# Tear out problems in white oak



## TFKeefe (Jan 25, 2009)

I am building a night stand from white oak. The top is made from several quarter sawn boards.
A couple of the boards had some minor tear out after thickness planing. I went ahead and 
glued them together. I have tried sanding out the tear out but it is too deep for my ROS. I 
have tried cleaning it up with a hand plane (Bailey block plane - sharp and tuned up). I don't 
think I made it any worse but it didn't get any better.

In about two weeks I will have access to a belt sander that will handle the 15" top. However,
I would like to finish the top. I would also like to be a little more self sufficient.

I am looking for suggestions about how to deal with this problem. I would appreciate any suggestions.

Tom


----------



## woodisit (Jul 11, 2009)

The first question is how deep is the tear out? Have you tried a hand scraper, not sure what kind of belt sander you have access too, I have have used hand held belt sander for removing material but you have to be careful.I also have a drum sander which keeps it flat.


----------



## BigTim (Jan 17, 2008)

One other thing you could try is make up a surface planer using a router and sled that runs on raised ledges on either side of the workpiece. I know there are posts about this type of home made surface planner here on LJ's It may be a little involved, bur you will find a ton of uses for the rig. I'll search the site & post back any links I can find.
Tim


----------



## BigTim (Jan 17, 2008)

I knew I could find it!
http://lumberjocks.com/topics/1992
Thanks GaryK!


----------



## Samyer (Sep 26, 2007)

I second the hand scraper approach; more control, and when you're done, you won't have to go back over it. You'll get a better surface with the scraper than you will with sandpaper.


----------



## chriswright (Nov 13, 2008)

If the tear out isn't really deep, try wetting the surface you're about to plane with some water, let it sit for about a minute then run it back through your planer taking a very light cut. The water will swell the softer fibers and they'll act as a cushion and help eliminate tear out. I've had rather good success with this technique with figured cherry and maple.


----------



## Samyer (Sep 26, 2007)

Great idea Chris


----------



## chriswright (Nov 13, 2008)

Thanks Sam, I read about that trick in a Fine Woodworking a few years ago.


----------



## jsheaney (Jun 25, 2007)

A night stand isn't all that big, so I would go with a card scraper and some sanding by hand with the grain. Something larger and I would consider getting a scraper plane. The are rather finicky to get them working properly, but the do as good a job as a card scraper and are more practical for a large surface.

I'm in the middle of a bookcase project with QSWO and have had the exact same problem. I don't have a jointer or planer, though, so it's all hand work for me. After flattening, I use a #7 bevel up plane with a high angle blade. I use a 50 deg angle straight on or a 62 deg and skew the plane a bit. I still find some scraping and hand sanding is necessary, though.

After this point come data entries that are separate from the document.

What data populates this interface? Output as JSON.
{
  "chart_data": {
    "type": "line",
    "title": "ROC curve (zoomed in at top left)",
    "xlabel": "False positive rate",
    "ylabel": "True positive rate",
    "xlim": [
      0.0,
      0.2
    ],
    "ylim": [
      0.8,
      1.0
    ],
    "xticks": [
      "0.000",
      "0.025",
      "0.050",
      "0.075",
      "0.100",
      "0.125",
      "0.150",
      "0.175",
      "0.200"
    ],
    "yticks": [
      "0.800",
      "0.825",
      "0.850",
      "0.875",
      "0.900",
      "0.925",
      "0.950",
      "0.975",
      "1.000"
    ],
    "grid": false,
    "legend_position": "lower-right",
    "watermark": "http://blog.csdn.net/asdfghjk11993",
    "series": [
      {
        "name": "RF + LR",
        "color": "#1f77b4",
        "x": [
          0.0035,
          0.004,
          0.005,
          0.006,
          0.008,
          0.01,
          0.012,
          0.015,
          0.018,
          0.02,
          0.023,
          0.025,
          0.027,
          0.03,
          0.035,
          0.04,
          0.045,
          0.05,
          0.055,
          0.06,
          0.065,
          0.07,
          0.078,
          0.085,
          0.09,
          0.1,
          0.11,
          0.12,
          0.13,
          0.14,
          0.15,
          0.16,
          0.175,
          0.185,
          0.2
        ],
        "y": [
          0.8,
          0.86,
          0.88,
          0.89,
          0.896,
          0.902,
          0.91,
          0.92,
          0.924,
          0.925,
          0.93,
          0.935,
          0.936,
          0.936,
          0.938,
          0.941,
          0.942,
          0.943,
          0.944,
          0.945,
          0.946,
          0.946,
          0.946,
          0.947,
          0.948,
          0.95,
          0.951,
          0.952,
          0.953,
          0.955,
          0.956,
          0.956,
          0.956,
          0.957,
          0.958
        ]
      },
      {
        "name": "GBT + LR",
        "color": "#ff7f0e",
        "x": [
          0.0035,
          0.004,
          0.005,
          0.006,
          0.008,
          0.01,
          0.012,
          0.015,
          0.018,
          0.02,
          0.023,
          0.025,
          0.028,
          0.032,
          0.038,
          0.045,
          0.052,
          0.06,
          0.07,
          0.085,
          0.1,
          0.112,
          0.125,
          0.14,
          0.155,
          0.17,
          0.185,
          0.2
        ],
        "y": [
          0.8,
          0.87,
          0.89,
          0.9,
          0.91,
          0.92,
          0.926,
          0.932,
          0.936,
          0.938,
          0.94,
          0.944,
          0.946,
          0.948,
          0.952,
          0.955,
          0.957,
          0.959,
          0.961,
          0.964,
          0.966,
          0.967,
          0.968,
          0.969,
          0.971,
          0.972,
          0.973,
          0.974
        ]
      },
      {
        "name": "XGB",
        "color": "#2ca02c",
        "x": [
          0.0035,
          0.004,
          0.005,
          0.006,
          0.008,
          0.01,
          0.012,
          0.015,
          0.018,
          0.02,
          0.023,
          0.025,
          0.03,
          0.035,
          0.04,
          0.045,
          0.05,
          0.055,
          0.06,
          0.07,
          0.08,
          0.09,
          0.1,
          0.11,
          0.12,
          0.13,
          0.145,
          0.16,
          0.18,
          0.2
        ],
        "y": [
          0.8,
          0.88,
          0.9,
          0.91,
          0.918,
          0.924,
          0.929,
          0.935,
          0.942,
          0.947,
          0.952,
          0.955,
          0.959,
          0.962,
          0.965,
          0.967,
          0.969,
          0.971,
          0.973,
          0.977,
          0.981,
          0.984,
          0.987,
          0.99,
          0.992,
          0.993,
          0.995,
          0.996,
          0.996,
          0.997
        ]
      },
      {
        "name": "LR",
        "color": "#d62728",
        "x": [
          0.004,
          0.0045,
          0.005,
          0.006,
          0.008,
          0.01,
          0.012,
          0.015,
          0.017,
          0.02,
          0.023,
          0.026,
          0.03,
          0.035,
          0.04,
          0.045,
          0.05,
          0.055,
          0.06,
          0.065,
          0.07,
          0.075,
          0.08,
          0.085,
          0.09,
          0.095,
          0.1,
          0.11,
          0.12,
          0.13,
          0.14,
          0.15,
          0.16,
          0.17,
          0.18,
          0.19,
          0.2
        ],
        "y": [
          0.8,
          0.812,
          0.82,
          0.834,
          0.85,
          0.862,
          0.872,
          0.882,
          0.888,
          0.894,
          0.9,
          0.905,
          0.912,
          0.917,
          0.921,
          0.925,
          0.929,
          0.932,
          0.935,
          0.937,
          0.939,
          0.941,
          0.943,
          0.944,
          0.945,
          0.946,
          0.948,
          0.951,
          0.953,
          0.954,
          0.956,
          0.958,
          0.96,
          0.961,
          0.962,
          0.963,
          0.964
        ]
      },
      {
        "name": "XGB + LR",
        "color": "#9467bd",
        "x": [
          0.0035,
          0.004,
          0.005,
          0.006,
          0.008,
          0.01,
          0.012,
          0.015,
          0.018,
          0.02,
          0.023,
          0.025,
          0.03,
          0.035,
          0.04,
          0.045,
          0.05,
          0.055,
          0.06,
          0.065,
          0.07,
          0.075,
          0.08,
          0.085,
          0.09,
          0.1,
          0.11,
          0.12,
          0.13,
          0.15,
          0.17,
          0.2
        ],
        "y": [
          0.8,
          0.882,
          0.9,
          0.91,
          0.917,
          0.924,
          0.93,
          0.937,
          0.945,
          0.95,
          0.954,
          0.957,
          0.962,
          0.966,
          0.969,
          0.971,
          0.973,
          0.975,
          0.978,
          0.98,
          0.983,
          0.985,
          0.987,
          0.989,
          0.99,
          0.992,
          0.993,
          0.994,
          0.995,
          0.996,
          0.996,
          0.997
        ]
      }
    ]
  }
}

Keep in mind that all that flecking that is the hallmark of QSWO is really the grain (of the medullary rays) going sideways. And they tend to be quite thin. It's easy and quite maddening to tear out a little piece.


----------



## TFKeefe (Jan 25, 2009)

Thanks very much for the suggestions. The worst tear depth is between 1/32 and 1/16". There are one
or two spots like this. There is one other patch that is all under 1/32". It is a bit difficult to estimate this
depth.

The belt sander I referred to is actually a drum sander. I have used it once before.

The glued up table top is too big to fit in my jointer/planer so I won't be able to use the wet wood approach.
Can the same technique be used with a hand plane?

The router sled sounds interesting but I have a serious space shortage. My whole workshop is only 10' x 10'.

I guess I will give the card scraper another try. I just wonder if I will be able to take off that much material
before my arms fall off.

Thanks very much for all your thoughtful comments.

Tom


----------



## woodisit (Jul 11, 2009)

The wet wood technique that Chris talked about will work even with sanding, even when the water drys the wood fibers are raised.
Sounds like your hand scraper needs sharping, there was a blog on recently on sharping I thought was great it's
lumberjocks.com/toddc/blog/6855.
The drum sander will work too.


----------



## TFKeefe (Jan 25, 2009)

Woodisit: I was able to remove all of the tear out using the hand scraper. I used the sharpening method
you referred me to and the work went fast. Thanks again.

Tom


----------



## knotscott (Feb 27, 2009)

QSWO can be tough for tearout. Keep the plane blades extremely sharp, take light passes, moisten the top as suggested, and try feeding it at an angle thru the planer…even then a prayer or two won't hurt! That's about all you can do that I know of.


----------



## rossbotics (May 5, 2009)

Hi Tom
i know it's to late now, but in the future what can do, and what i have done with white oak is, before you glue up your slab, is run your boards over a good sharp jointer ( along the grain ) set your jointer for about a 64th of an inch and keep running them through until you have what your looking for, then plane them parrell on the other side


----------



## woodisit (Jul 11, 2009)

Hi Tom 
That's what I do, also I joint the edge and square the other edge on the table saw. I agree with knotscott on the planer, you might also check your in and out feed table for alignment.


----------



## TFKeefe (Jan 25, 2009)

I wasn't aware that QSWO was more sensitive to this than other woods.
Next time I will try moistening the top. Also, I like the idea of feeding the 
boards through at an angle.

Doug: I have been alternating sides during planing to balance the stress on
the wood. However, the planing is where I seem to have most of the problem.
Your suggestion of jointing one side and then planing the other seems like it
would help. Do you see any problems from planing more material off of one
side than the other?

Woodisit: I know that improper alignment of planer infeed and outfeed can 
lead to snipe. What is the connection to tear out?

Thanks again for all of your help.

Tom


----------



## woodisit (Jul 11, 2009)

Just I have seen a little extra pressure might not cause a snipe but can start a tear out.


----------